- Born: Charles Leland Sonnichsen September 20, 1901 Fonda, Iowa
- Died: June 29, 1991 (aged 89)
- Occupation: Professor

Academic background
- Alma mater: Harvard University

Academic work
- Institutions: University of Texas at El Paso
- Main interests: Southwestern history and folklore
- Notable works: The Mescalero Apaches, Alias Billy the Kid and Tucson: The Life and Times of an American City

= C. L. Sonnichsen =

American historian

Charles Leland Sonnichsen (September 20, 1901 – June 29, 1991) was a Benedict Professor of English at the University of Texas, El Paso. In addition to being a noted Southwestern historian and folklorist, he was a prolific author and screenwriter. Among his many books are The Mescalero Apaches, Alias Billy the Kid and Tucson: The Life and Times of an American City. Sonichsen was the 23rd president of the Western Historical Association.

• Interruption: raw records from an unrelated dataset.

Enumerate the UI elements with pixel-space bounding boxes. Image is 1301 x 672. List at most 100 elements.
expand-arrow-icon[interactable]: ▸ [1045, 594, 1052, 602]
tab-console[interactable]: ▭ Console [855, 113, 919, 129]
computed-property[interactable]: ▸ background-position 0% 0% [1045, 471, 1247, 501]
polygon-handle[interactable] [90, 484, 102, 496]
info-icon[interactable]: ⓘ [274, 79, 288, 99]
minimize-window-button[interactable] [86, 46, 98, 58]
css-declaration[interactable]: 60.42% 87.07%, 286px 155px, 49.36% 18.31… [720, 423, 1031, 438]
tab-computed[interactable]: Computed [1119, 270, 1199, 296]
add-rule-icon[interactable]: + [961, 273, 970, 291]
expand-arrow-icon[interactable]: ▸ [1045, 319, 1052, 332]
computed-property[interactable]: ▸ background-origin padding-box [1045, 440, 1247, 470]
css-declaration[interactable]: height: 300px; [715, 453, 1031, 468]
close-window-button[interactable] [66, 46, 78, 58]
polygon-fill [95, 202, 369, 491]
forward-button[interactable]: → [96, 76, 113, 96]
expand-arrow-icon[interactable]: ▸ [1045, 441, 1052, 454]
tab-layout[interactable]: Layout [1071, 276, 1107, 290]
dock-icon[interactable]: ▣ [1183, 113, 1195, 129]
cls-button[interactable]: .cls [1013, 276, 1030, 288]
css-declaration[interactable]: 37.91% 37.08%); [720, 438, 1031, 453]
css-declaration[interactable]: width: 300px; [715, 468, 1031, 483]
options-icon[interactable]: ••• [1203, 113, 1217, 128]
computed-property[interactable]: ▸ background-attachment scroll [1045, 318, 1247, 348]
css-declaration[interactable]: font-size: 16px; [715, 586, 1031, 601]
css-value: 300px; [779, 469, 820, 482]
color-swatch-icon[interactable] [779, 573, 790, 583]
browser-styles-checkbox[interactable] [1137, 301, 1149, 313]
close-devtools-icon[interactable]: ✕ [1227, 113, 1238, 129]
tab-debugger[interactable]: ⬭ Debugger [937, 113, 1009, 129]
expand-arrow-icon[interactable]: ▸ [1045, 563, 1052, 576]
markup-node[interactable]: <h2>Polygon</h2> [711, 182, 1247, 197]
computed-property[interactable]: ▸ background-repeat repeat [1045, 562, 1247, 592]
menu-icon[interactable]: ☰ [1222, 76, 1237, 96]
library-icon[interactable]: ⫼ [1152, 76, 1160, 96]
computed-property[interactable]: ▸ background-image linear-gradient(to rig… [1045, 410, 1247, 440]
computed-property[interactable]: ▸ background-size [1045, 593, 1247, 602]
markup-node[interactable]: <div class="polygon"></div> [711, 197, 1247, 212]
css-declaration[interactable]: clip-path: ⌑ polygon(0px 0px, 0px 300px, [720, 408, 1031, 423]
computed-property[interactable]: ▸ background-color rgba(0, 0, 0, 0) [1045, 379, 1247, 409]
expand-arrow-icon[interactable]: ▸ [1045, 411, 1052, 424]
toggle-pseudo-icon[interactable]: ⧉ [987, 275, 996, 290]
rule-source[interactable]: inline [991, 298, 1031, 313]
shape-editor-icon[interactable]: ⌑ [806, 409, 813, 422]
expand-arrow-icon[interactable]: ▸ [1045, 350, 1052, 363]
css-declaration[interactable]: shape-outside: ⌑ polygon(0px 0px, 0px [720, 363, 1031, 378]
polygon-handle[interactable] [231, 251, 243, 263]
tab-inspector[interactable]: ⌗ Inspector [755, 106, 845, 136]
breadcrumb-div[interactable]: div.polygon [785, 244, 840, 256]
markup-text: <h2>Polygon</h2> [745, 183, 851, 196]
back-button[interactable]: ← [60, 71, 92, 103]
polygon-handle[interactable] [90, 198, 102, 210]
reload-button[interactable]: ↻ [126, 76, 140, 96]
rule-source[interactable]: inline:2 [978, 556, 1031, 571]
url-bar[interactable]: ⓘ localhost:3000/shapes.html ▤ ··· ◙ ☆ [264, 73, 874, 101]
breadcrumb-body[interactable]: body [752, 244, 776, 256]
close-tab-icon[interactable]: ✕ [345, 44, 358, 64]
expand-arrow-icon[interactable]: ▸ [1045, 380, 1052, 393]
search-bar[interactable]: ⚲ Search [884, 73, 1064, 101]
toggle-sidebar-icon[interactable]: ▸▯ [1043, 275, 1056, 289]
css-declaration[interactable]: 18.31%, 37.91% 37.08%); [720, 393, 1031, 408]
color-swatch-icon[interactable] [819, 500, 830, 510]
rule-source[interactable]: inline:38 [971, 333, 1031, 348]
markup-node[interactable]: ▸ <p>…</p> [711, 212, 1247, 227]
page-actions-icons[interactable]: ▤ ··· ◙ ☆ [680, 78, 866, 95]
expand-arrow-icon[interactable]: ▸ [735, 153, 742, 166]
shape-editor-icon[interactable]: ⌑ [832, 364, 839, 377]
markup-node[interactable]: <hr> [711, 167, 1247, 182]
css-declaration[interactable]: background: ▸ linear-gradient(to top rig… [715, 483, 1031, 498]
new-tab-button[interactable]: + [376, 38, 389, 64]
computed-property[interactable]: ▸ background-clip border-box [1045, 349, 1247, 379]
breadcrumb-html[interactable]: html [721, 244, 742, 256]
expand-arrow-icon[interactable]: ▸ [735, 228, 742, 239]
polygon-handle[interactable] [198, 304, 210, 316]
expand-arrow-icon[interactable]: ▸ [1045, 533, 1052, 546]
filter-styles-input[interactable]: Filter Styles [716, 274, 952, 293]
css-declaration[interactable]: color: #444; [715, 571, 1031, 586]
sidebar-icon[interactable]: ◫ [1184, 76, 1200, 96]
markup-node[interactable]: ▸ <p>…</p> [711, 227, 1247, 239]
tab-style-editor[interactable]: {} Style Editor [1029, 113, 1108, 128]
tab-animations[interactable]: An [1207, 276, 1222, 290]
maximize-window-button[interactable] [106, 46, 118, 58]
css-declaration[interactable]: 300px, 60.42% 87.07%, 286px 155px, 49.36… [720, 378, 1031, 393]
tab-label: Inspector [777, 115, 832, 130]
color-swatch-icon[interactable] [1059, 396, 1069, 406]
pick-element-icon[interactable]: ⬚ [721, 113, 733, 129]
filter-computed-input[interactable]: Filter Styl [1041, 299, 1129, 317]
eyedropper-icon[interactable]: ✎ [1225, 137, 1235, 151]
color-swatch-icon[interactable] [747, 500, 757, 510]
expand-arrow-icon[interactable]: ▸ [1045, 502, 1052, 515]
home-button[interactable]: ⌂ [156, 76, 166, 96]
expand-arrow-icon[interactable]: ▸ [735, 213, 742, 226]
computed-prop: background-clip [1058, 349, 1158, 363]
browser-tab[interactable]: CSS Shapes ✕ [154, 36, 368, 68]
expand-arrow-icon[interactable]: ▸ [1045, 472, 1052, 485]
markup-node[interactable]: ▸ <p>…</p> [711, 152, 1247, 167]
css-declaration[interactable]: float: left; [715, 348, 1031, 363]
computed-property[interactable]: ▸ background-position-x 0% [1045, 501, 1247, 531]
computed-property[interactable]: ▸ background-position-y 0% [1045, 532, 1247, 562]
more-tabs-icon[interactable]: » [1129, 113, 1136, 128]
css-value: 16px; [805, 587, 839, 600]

== Early life and education ==
Born in Fonda, Iowa, Sonnichsen's family later moved to Minnesota where he attended public school in Wadena, Minnesota. He received his B.A. from the University of Minnesota in 1924 and then went on to graduate from Harvard University, where he received his Ph.D. in 1931.

== Career ==
Sonnichsen first held teaching positions St. James School in Faribault, Minnesota, and Carnegie Institute of Technology before relocating to El Paso, Texas and taking a role as associate professor of English at the Texas College of Mines and Metallurgy (later The University of Texas at El Paso). He rose through teaching and administrative ranks to professor, chairman of the English Department (a post he held for 27 years), dean of the graduate school, and H. Y. Benedict Professor of English. He retired from the university in 1972 after a 41-year career there and moved to Tucson, Arizona, where he was editor of the Journal of Arizona History from 1972 to 1977 and continued to write and edit books.

== Books ==
Sonnichsen authored 34 books, including:
- Billy King's Tombstone (1942)
- Roy Bean: Law West of the Pecos (1943)
- Cowboys and Cattle Kings (1950)
- I'll Die Before I'll Run (1951)
- Alias Billy the Kid (1955)
- Ten Texas Feuds (1957)
- The Mescalero Apaches (1958)
- Tularosa: Last of the Frontier West (1960)
- Outlaw: Bill Mitchell Alias Baldy Russell (1964)
- Pass of the North: Four Centuries on the Rio Grande (two volumes: 1968, 1980)
- Colonel Greene and the Copper Skyrocket (1974)
- From Hopalong to Hud: Thoughts on Western Fiction (1978)

In the last years of his life, he continued to publish and edited several more books:
- Geronimo and the End of the Apache Wars (1987)
- Pilgrim in the Sun: A Southwestern Omnibus (1988)
- and The Laughing West (1988)

== Awards ==
Sonnichsen received the Spur Award for Best Short Subject, the Spur Award for Best Nonfiction, and the Spur Award for Best Short Fiction.

== Family ==
C. L. Sonnichsen's granddaughter is Autumn Sonnichsen, a photographer based in New York and São Paulo.